I COMPAGNI DI SQUADRA. «Sono rimasto impressionato da Kumbulla e Rrahmani: si allenano con grandissima intensità e, nonostante la giovane età, riescono a trasmettere tutto il loro lavoro anche sul campo. Devo dire che però, di ritorno dalla quarantena, ho visto molto bene anche Dawidowicz».

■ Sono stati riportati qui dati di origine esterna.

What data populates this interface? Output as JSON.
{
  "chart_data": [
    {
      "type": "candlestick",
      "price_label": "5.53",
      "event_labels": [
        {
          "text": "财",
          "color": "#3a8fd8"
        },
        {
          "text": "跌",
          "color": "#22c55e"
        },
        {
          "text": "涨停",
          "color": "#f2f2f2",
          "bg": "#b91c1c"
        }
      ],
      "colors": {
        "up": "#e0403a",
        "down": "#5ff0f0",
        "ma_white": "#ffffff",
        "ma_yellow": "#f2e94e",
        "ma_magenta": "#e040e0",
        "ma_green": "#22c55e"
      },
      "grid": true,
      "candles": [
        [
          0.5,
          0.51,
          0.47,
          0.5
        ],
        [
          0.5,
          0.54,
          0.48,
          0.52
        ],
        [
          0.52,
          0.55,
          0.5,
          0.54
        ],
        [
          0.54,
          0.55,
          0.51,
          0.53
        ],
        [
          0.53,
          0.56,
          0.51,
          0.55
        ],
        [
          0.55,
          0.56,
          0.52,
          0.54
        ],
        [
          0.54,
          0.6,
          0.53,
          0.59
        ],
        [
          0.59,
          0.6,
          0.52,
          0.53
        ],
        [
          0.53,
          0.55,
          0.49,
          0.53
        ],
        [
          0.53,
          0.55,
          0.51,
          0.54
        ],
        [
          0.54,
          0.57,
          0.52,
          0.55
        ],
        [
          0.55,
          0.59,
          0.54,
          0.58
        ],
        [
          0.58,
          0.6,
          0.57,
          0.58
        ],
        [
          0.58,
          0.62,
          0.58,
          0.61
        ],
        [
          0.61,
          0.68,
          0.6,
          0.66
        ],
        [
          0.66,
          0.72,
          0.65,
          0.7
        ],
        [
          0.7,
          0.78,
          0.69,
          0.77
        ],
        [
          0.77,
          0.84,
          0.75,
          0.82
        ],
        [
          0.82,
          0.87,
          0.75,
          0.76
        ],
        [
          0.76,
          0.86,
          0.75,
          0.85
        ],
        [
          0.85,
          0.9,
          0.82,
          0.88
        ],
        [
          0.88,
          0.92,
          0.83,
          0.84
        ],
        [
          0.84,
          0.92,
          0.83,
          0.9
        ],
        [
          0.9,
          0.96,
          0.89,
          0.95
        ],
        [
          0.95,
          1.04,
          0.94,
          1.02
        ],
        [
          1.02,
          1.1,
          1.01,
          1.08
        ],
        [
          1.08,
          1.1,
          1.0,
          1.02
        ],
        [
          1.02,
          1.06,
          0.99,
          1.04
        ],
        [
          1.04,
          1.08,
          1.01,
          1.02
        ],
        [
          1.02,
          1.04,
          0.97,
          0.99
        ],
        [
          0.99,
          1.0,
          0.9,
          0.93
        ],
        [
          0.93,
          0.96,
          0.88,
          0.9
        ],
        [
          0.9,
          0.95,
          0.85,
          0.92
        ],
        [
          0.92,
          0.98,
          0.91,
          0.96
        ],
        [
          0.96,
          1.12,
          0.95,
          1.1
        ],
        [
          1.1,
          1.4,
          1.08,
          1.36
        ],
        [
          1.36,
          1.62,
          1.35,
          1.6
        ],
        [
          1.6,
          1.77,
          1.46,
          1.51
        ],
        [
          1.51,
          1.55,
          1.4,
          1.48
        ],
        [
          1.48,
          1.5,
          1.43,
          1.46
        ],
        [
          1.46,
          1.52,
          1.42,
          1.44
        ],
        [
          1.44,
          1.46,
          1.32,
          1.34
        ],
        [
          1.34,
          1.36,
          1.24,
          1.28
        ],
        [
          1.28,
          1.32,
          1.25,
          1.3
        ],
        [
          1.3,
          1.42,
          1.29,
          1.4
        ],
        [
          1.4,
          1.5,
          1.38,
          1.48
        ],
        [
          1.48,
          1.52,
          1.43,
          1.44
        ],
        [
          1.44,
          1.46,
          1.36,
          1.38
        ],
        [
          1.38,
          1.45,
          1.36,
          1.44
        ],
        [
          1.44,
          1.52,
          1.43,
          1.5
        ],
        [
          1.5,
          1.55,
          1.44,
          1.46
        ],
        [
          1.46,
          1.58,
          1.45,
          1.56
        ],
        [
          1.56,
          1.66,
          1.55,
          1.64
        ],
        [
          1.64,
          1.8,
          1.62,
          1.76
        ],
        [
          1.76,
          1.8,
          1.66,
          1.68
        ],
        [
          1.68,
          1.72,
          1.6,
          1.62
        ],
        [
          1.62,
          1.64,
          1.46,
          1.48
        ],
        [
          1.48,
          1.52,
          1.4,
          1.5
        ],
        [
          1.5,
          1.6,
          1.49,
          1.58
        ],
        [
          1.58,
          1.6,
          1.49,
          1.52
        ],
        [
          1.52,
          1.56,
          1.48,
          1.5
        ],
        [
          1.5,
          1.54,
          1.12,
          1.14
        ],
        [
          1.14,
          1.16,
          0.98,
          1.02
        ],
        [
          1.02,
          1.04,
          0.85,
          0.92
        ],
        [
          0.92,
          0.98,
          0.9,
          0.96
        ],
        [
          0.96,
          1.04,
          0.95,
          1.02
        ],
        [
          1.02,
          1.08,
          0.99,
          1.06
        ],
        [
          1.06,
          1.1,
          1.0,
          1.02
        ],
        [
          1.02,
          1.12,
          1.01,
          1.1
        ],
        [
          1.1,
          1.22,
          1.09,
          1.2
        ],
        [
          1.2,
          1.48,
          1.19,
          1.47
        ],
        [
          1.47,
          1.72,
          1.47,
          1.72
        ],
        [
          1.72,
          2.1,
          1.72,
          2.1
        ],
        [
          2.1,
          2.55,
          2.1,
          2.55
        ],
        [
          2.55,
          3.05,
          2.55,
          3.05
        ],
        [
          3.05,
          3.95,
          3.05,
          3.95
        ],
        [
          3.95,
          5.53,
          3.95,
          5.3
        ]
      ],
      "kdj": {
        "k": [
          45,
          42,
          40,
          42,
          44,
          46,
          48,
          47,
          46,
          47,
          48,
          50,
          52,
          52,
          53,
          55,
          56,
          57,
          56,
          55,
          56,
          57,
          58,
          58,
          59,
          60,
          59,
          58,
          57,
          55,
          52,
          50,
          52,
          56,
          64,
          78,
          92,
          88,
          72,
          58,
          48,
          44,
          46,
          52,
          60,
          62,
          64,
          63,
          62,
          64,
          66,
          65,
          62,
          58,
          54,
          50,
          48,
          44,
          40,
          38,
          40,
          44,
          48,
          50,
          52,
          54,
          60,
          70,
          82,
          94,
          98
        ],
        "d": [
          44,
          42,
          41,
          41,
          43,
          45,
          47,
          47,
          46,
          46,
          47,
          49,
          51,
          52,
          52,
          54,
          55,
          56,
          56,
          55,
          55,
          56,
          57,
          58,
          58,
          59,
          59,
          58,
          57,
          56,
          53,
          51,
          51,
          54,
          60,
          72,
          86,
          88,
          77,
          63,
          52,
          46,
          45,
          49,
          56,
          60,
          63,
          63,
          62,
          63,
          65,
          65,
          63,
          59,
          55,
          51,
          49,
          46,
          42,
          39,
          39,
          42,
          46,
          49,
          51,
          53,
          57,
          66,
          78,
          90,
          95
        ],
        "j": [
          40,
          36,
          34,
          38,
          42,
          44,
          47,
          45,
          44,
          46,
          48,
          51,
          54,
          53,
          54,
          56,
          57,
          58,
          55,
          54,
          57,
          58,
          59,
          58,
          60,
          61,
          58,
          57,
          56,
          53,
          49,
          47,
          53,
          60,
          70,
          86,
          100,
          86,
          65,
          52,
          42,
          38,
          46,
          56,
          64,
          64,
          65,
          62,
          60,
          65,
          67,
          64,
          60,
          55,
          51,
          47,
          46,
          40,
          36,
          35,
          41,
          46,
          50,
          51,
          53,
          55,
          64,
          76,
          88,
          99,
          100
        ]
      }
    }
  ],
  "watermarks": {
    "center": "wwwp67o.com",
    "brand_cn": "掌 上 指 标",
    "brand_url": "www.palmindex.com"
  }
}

SPOGLIATOI, GIOCATORI E TIFOSERIE. «Ho vissuto in moltissimi spogliatoi importanti, come per esempio quello del Chelsea e della Roma, e ho giocato con grandissimi calciatori: quello potenzialmente più forte era Balotelli, ma poi… beh, sapete tutti com’è fatto Mario! I giocatori a cui devo di più sono però Drogba e Terry: loro mi hanno insegnato davvero molto. La tifoseria più bella? Forse quella della Roma negli anni in cui giocavo io: all’epoca era molto unita ed era uno spettacolo, soprattutto nei derby».

LA CURVA SUD. «A Verona ho ritrovato il tifo all’inglese e i cori che riprendono quelli inglesi. Mi piace molto quello cantato alla fine delle partite sulle note di “God save the queen”, mi arriva sempre molto “diretto”, anche se non so ancora bene le parole…».